Der Konkurrenz zu wünschen, das man damit „auf die Schnauze fällt“, ist aus Sicht einer öffentlich-rechtlichen Institution natürlich auch nicht gerade eine sehr diplomatische Wortwahl. Ich weiß auch nicht so genau, weswegen man sich da jetzt so verbal einschießen muss.

Was hat man bei den ÖR denn gedacht? Dass man die Sub-Lizenzen zum Schnäppchenpreis von der Konkurrenz kaufen kann, und dabei selbstredend natürlich auch die ganzen Exklusivrechte der attraktivsten Events obendrauf bekommt?
Tja liebe ÖR, nächste mal einfach unsere Milliarden für Inhalte ausgeben und nicht so damit rumwirtschaften, bis der Großteil davon über undurchsichtige Wege in den eigenen Taschen verschwunden ist.
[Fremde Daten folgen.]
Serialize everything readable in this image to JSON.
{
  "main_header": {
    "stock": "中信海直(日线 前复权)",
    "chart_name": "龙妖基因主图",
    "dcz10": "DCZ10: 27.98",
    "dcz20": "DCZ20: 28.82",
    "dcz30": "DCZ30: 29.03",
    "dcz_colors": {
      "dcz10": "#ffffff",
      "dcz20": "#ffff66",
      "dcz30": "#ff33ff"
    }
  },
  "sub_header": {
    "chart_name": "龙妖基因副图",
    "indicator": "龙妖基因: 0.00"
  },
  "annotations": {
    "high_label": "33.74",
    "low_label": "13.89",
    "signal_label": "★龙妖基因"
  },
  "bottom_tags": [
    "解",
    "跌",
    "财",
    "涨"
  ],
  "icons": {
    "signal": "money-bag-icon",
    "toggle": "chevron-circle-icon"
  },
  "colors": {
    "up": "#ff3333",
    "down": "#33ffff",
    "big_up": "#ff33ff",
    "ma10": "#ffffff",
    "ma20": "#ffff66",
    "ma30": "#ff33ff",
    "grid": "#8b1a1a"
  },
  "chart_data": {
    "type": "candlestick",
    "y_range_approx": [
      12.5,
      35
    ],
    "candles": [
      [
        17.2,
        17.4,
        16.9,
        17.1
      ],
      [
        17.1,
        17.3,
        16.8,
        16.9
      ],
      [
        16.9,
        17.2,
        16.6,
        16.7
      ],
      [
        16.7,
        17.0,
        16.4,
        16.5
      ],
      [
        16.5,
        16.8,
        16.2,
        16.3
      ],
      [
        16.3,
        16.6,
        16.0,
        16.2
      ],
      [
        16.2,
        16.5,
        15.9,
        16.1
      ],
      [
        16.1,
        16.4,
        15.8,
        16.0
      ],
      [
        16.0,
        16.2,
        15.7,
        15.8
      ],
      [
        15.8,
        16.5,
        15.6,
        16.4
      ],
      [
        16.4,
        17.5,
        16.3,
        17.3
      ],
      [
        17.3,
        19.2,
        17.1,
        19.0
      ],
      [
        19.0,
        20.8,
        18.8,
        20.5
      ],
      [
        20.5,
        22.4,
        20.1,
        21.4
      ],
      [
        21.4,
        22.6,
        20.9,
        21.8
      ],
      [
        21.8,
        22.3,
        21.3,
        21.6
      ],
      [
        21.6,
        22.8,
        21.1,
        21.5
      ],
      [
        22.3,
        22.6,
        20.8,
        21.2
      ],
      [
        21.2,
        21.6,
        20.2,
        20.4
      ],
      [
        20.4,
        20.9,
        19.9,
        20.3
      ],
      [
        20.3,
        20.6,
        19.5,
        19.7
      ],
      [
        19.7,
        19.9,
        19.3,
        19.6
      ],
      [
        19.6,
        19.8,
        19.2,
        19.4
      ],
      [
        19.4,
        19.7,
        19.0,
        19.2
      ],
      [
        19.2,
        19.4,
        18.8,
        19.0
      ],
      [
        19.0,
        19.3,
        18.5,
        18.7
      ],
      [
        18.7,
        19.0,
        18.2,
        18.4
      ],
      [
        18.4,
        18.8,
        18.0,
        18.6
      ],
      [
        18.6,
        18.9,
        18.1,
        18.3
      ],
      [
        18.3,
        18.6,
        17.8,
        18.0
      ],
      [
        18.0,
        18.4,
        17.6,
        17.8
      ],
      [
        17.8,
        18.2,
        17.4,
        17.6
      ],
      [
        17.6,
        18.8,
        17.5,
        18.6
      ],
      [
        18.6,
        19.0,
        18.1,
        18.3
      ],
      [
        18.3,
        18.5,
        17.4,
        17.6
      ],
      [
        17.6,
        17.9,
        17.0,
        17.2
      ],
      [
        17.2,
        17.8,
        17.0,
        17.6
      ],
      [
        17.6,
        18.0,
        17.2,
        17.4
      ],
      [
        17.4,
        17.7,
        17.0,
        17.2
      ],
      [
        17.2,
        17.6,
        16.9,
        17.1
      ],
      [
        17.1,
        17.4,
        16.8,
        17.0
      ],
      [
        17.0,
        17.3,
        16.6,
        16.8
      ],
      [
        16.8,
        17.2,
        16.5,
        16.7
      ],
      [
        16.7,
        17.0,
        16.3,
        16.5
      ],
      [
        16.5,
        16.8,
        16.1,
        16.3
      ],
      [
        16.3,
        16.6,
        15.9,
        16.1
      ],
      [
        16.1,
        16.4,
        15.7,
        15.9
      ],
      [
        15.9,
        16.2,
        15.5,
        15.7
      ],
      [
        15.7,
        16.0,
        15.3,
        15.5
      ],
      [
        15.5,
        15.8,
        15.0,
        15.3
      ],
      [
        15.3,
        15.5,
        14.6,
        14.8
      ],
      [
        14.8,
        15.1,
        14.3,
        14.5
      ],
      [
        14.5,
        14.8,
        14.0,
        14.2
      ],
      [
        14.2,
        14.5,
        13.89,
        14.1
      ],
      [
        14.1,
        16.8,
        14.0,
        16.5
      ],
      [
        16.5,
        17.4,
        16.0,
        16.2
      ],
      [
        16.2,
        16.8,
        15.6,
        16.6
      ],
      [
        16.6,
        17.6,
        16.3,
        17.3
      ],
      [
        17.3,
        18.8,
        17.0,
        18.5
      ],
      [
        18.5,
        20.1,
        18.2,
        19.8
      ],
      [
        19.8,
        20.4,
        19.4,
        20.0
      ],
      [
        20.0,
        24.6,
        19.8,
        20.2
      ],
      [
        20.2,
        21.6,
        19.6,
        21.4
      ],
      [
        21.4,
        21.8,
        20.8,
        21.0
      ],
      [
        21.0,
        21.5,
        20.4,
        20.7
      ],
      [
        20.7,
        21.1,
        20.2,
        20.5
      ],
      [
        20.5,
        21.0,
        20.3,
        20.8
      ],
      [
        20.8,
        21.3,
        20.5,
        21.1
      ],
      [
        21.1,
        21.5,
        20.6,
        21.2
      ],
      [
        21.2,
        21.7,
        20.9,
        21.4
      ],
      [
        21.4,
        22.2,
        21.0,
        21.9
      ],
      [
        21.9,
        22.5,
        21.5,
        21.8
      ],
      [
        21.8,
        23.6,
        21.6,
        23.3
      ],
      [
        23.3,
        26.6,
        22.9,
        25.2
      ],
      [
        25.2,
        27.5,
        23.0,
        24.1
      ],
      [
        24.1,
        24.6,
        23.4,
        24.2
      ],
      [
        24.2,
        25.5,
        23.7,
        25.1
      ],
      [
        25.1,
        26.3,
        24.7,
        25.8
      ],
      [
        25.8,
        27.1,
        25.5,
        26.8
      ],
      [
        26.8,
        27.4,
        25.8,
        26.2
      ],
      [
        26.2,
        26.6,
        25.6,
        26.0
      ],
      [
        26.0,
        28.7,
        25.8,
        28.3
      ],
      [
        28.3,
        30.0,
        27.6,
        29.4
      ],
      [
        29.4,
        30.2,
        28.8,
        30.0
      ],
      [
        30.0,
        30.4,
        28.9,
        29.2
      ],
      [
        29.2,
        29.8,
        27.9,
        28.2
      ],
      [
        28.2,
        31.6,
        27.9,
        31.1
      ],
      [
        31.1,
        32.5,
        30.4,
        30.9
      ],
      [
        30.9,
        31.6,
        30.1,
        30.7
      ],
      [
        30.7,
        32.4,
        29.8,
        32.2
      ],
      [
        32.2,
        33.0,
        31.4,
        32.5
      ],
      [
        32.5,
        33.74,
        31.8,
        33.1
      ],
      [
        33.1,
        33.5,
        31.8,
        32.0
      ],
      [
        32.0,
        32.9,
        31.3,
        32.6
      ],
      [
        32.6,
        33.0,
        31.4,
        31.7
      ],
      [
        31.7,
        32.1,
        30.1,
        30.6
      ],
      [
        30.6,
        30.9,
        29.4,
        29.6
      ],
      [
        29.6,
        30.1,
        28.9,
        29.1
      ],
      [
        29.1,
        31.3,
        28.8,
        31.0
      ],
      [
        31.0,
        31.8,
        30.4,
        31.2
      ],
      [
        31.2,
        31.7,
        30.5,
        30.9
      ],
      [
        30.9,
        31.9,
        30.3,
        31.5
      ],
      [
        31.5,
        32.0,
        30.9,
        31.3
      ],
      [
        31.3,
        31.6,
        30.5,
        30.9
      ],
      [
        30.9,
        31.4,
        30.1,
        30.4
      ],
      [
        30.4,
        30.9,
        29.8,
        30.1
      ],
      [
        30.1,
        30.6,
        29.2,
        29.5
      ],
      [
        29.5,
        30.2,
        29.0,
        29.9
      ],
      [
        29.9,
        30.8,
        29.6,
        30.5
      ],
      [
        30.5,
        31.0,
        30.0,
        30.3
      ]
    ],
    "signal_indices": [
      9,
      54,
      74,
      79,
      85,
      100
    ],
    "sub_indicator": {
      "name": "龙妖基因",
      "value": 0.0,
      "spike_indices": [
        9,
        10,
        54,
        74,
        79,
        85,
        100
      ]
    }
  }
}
Anonymous User 27. Juni 2016

Es lebe die freie Marktwirtschaft. Das Wohlergehen des Sports hängt sicher nicht an der Übertragung der olympischen Spiele durch die öffentlich rechtlichen Sender.
Mag sein, dass Eurosport selbst nicht alle Disziplinen zeigen wird. Mag sein, dass uns Zuschauern ein Randsportereignis live entgeht.
Hier geht es zum Glück um Angebot und Nachfrage, im Interesse der Quoten und damit auch um uns Zuschauer. Oft genug ist die Summe der Teile mehr als das Ganze. Man wird sehen, was die neue Konkurrenz bewegen wird.
Es fällt eines der großen Argumente für die Höhe der Rundfunkgebühren. Wenn diese Abgaben nicht mehr ausreichen, um als Höchstbietender um die Vergaberechte aus dem Rennen zu gehen, ist sicher nicht die Beitragshöhe schuld, dann liegt das Problem vermutlich am System.
Der Unmut wird dann bei gleichbleibenden Beiträgen steigen und sich nicht mehr nur die wehren wollen, die keinen Fernseher besitzen oder Großfilialist sind.